A ce compte, un manager pessimiste serait proche de la faute professionnelle.
Toutefois, un optimisme contraint ou de façade a-t-il toutes les chances de produire les vertus énoncées ? Le pessimisme serait-il obligatoirement sanctionnable et cause de démotivation ou potentiellement perçu comme de la rigueur, si le résultat d’une analyse l’impose ?
Alors finalement, un manager doit-il être forcément optimiste ?
Oui et non, tout dépend de ce qu’on en fait. Un éclairage nous est fourni dans l’indispensable livre « une autre fin du monde est possible » *. Les auteurs distinguent l’optimisme de caractère, lucide, capable d’affronter la réalité des faits, de les énoncer et de se mettre en action avec un esprit positif, de l’optimiste aveugle qui répond à l’injonction « moi, je suis optimiste. Je vois toujours le verre à moitié plein ». C’est pour lui autant un sujet de fierté qu’une posture non négociable. Posture qui peut le pousser à rejeter quiconque viendrait lui exposer des réalités et des faits susceptibles de contrarier son obligatoire optimisme obligatoire. Les auteurs nomment le premier « l’optimiste-plus » et le second « l’optimiste-moins ». De même, dans le « camp » des pessimistes, nous trouverons les « pessimistes-plus », toujours en lien avec les mauvaises nouvelles, mais pour ne négliger aucun fait et pour sans cesse s’y préparer, et les « pessimistes-moins » qui abondent de commentaires pour décourager la moindre action à coup de « à quoi bon ? puisque tout est foutu ».

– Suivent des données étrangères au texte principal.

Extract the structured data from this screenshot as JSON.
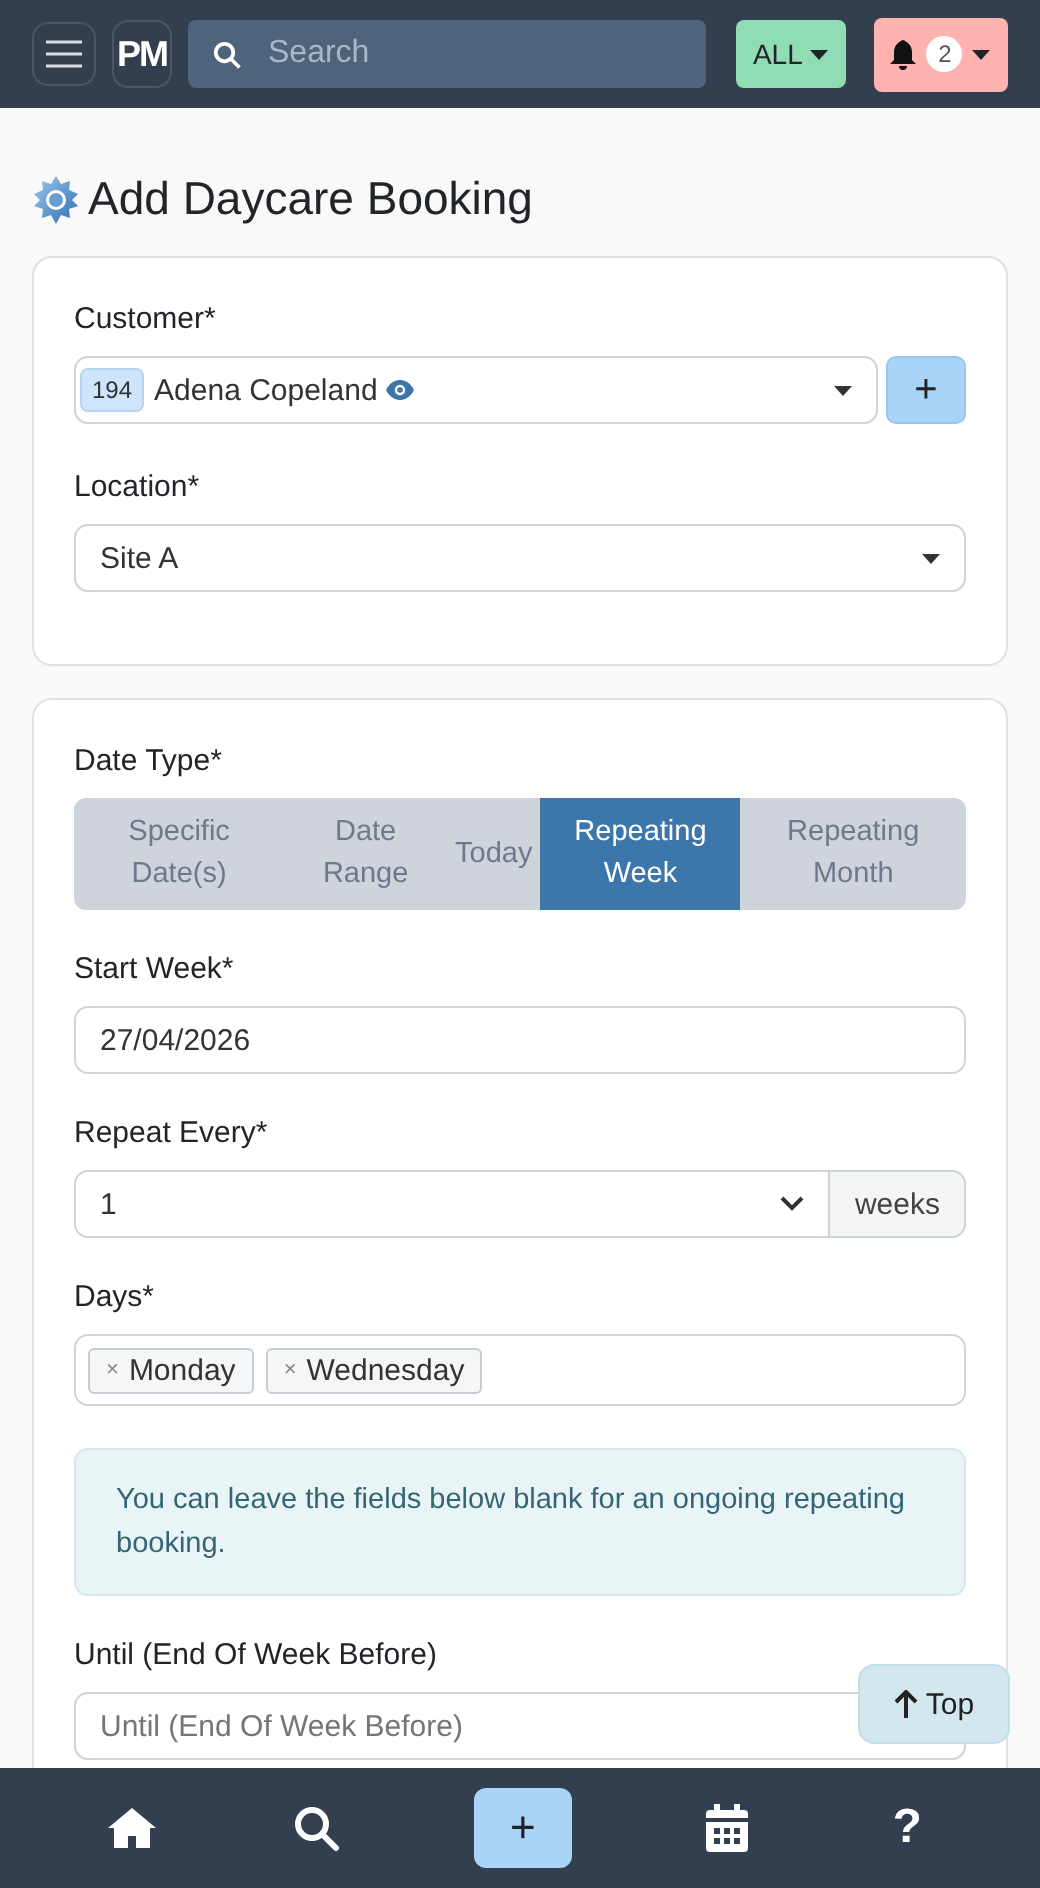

Le but n’est pas de départager les « optimistes-plus » des « pessimistes-plus » et d’argumenter sur les avantages supérieurs de l’un par rapport à l’autre. Dans ce même ouvrage, on peut lire « l’optimisme et le pessimisme semble propres à chaque personnalité. La seule mise en garde que nous aurions est de ne jamais en faire une excuse pour s’installer dans le déni, la lâcheté ou l’ignorance ».
Et si, plutôt que l’optimisme est la seule posture socialement acceptable dans les entreprises, on encourageait les managers à faire preuve de réalisme, transparence…et courage ?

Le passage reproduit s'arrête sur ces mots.